Privacy & Information Security Law Blog

On September 18, 2014, the French Data Protection Authority (the “CNIL”) announced plans to review 100 French websites on September 18-19, 2014. This review is being carried out in the context of the European “cookies sweep day” initiative, an EU online compliance audit. The Article 29 Working Party organized this joint action, which runs from September 15-19, 2014, to verify whether major EU websites are complying with EU cookie law requirements.

The eight EU data protection authorities (“DPAs”) that are taking part in this initiative are spending one or two days checking the most popular EU e-commerce and media websites.

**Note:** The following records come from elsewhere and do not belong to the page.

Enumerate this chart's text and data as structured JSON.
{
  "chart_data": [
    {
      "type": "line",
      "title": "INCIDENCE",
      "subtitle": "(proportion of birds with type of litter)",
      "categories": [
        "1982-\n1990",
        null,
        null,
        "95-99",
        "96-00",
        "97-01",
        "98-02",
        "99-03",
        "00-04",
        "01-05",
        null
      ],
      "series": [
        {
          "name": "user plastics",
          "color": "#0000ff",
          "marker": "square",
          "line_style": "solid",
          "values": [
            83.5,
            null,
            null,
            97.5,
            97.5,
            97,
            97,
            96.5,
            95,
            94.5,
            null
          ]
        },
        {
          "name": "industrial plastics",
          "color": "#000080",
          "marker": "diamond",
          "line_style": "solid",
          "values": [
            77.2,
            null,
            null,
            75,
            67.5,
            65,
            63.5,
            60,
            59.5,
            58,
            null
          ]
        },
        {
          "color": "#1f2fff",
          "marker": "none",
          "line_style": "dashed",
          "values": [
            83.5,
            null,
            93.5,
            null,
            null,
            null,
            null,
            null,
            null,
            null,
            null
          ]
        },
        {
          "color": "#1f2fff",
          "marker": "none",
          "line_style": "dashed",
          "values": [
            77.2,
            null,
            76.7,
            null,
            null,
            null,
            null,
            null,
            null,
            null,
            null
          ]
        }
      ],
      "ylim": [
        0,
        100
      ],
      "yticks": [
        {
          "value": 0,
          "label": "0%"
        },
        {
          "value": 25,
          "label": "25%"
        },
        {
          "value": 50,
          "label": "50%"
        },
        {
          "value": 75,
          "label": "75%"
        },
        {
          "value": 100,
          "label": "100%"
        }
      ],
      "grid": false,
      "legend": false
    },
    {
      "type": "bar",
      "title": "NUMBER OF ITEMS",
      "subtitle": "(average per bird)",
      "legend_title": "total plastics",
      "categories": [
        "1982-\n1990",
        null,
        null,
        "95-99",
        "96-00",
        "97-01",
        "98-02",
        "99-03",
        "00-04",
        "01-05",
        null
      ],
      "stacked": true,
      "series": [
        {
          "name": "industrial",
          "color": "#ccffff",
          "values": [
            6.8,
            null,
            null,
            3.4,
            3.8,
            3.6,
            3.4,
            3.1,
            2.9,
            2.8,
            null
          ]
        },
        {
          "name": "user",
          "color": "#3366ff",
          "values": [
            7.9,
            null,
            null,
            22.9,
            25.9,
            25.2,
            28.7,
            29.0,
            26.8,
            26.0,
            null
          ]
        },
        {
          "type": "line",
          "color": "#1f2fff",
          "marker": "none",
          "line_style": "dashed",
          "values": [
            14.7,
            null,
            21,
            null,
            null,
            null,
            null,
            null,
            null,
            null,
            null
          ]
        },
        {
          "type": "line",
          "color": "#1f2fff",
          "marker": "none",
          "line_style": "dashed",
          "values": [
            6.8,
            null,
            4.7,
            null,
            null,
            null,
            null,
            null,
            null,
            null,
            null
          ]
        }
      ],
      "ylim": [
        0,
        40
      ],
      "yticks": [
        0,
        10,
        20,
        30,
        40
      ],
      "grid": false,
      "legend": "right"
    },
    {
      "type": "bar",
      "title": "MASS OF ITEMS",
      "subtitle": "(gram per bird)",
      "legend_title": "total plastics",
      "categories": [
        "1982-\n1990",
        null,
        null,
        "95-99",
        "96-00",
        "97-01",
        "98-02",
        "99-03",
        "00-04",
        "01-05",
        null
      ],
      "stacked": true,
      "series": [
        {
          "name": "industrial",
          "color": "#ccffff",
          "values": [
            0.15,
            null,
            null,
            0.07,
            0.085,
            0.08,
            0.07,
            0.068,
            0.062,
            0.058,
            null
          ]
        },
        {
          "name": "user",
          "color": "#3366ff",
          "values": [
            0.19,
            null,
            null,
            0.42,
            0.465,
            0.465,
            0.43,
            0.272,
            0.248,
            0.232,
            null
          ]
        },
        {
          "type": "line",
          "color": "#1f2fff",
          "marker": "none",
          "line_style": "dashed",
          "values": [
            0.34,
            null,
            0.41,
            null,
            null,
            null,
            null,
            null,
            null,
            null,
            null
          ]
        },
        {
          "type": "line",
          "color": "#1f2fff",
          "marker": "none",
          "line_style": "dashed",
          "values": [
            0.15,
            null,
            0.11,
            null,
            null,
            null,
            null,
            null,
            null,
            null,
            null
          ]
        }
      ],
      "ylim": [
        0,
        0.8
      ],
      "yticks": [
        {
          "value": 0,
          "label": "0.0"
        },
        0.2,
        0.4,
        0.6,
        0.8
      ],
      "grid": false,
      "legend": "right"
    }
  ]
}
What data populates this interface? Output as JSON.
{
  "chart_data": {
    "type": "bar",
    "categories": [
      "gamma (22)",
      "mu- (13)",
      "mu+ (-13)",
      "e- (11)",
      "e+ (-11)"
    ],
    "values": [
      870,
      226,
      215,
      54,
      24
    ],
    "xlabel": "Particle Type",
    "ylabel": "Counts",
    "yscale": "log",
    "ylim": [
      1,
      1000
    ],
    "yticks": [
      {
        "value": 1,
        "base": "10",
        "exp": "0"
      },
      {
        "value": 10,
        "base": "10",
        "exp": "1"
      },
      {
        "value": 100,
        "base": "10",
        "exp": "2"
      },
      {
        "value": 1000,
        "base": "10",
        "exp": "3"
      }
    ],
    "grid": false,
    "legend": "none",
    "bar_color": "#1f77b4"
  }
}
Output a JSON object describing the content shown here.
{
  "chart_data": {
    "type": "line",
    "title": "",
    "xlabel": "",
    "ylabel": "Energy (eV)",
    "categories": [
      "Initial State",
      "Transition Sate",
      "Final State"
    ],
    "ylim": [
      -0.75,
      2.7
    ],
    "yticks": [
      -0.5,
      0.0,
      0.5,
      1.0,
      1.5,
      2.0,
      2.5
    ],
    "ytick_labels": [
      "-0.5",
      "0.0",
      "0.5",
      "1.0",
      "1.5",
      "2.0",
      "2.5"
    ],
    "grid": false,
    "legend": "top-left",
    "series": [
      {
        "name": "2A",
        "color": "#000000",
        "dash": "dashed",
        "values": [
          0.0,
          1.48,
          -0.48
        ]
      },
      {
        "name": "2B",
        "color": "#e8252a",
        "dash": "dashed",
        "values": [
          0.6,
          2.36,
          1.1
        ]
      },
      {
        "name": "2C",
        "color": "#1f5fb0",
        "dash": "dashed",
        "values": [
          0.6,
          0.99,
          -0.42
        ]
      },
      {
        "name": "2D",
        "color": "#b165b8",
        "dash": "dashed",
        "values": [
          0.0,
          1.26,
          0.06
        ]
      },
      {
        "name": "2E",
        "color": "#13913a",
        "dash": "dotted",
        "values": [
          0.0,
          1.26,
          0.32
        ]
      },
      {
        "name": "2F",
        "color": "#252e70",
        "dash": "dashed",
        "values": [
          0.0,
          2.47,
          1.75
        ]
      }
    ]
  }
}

In particular, the CNIL will examine:

• The number and type of the cookies placed on the user’s computer;
• The methods by which users are informed of cookies;
• The visibility and the quality of the information provided to users;
• How the site obtains user consent;
• What happens if a user refuses the cookie; and
• How long the website’s cookies remain on users’ computers.

The CNIL and other participating DPAs will use a common analysis grid when reviewing the sites.

The EU cookies sweep day is intended to provide the EU DPAs with an overview of existing cookie-related practices. Although the CNIL will not impose sanctions based on this review, it may impose sanctions following its planned inspections, which will begin in October 2014 and will verify compliance with the CNIL’s new guidance on the use of cookies.